Homophones would require the invention of completely new words to replace the "duplicates." In Spanish, homophones are written with an accent to distinguish between the two words, but in English there are many more homophones and some have more than 2 forms.

Pronunciation evolves over time, and different groups pronounce differently--You shouldn't change the spelling of words over time or among groups! For example in ancient Latin, "c" was always a hard c, pronounced like k. Later, it was pronounced as ch when before i or e. Still later, it was pronounced like s in those positions. But the spelling of the words never changed!

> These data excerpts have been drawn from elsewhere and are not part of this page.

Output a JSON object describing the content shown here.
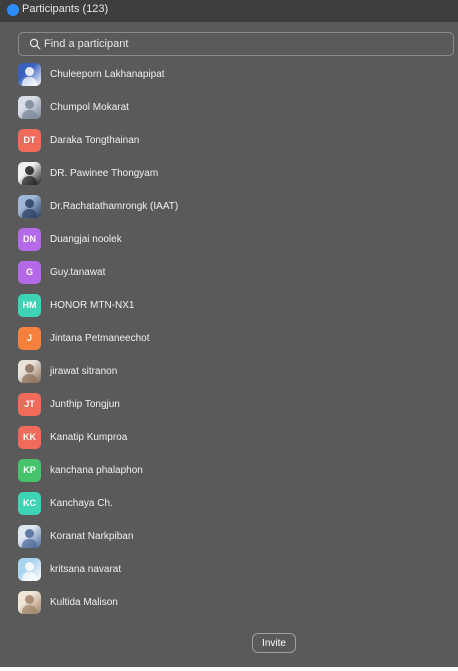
{
  "window": {
    "title": "Participants (123)"
  },
  "search": {
    "placeholder": "Find a participant",
    "value": ""
  },
  "participants": [
    {
      "name": "Chuleeporn Lakhanapipat",
      "avatar": "photo",
      "colors": [
        "#3a5fbf",
        "#ffffff"
      ]
    },
    {
      "name": "Chumpol Mokarat",
      "avatar": "photo",
      "colors": [
        "#d8dde6",
        "#7a8699"
      ]
    },
    {
      "name": "Daraka Tongthainan",
      "avatar": "initials",
      "initials": "DT",
      "color": "#f26a5a"
    },
    {
      "name": "DR. Pawinee Thongyam",
      "avatar": "photo",
      "colors": [
        "#f2f2f2",
        "#1f1f1f"
      ]
    },
    {
      "name": "Dr.Rachatathamrongk (IAAT)",
      "avatar": "photo",
      "colors": [
        "#9fb8d8",
        "#2b3f63"
      ]
    },
    {
      "name": "Duangjai noolek",
      "avatar": "initials",
      "initials": "DN",
      "color": "#b46ae8"
    },
    {
      "name": "Guy.tanawat",
      "avatar": "initials",
      "initials": "G",
      "color": "#b46ae8"
    },
    {
      "name": "HONOR MTN-NX1",
      "avatar": "initials",
      "initials": "HM",
      "color": "#3ed3b5"
    },
    {
      "name": "Jintana Petmaneechot",
      "avatar": "initials",
      "initials": "J",
      "color": "#f5813c"
    },
    {
      "name": "jirawat sitranon",
      "avatar": "photo",
      "colors": [
        "#e8e2da",
        "#8a6d57"
      ]
    },
    {
      "name": "Junthip Tongjun",
      "avatar": "initials",
      "initials": "JT",
      "color": "#f26a5a"
    },
    {
      "name": "Kanatip Kumproa",
      "avatar": "initials",
      "initials": "KK",
      "color": "#f26a5a"
    },
    {
      "name": "kanchana phalaphon",
      "avatar": "initials",
      "initials": "KP",
      "color": "#45c46c"
    },
    {
      "name": "Kanchaya Ch.",
      "avatar": "initials",
      "initials": "KC",
      "color": "#3ed3b5"
    },
    {
      "name": "Koranat Narkpiban",
      "avatar": "photo",
      "colors": [
        "#dfe7f2",
        "#4b6a9a"
      ]
    },
    {
      "name": "kritsana navarat",
      "avatar": "photo",
      "colors": [
        "#a9d3ee",
        "#ffffff"
      ]
    },
    {
      "name": "Kultida Malison",
      "avatar": "photo",
      "colors": [
        "#efe6d8",
        "#a08366"
      ]
    }
  ],
  "footer": {
    "invite_label": "Invite"
  }
}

When learning Chinese, you see a new word and you must learn the pronunciation along with the character. You can't figure it out just by looking at the character. Think of English like that. You must learn the "character" (the whole word) and how it is pronounced.
John BA Linguistics   Friday, June 20, 2003, 14:49 GMT
No single person could EVER change the way we spell as current spelling is too widely accepted. Any change that is made should be done so through spelling evolution and words that are already widely in use.

For instance:

You = U
Are = R
See = C
Why = Y
Ok = K
m8 = mate
g8 = gate
pl8 = plate
w8 = wait
b8 = bait
coz = cause or because
Centre = Center
The -ISE/ISATION suffix should be standardised, making IZE incorrect
A plural z is currently used informally - i.e. he'z, Paul'z,
John   Friday, June 20, 2003, 14:51 GMT
Sorry, I meant possessive z
Simon   Friday, June 20, 2003, 14:55 GMT
He'z possessive???

He gave me he'z bike???
Jim BSc Physics   Monday, June 23, 2003, 00:53 GMT
John BA Linguistics,

I agree that no single person could change the way we spell. Webster tried and met with minimal success. Only a few of his reforms were accepted by the American people. In fact it could be argued that what this fella did set the process of reform back centuries. Now we have too competing standards and few of us will accept the other's way of spelling. A reform coming from the wrong side of the Atlantic will be met with resistance. If if weren't for Wester and his dream (come nightmare) of American English, there'd be no spelling schism and we could get on with reform together. It still wouldn't be easy but it would be moving faster.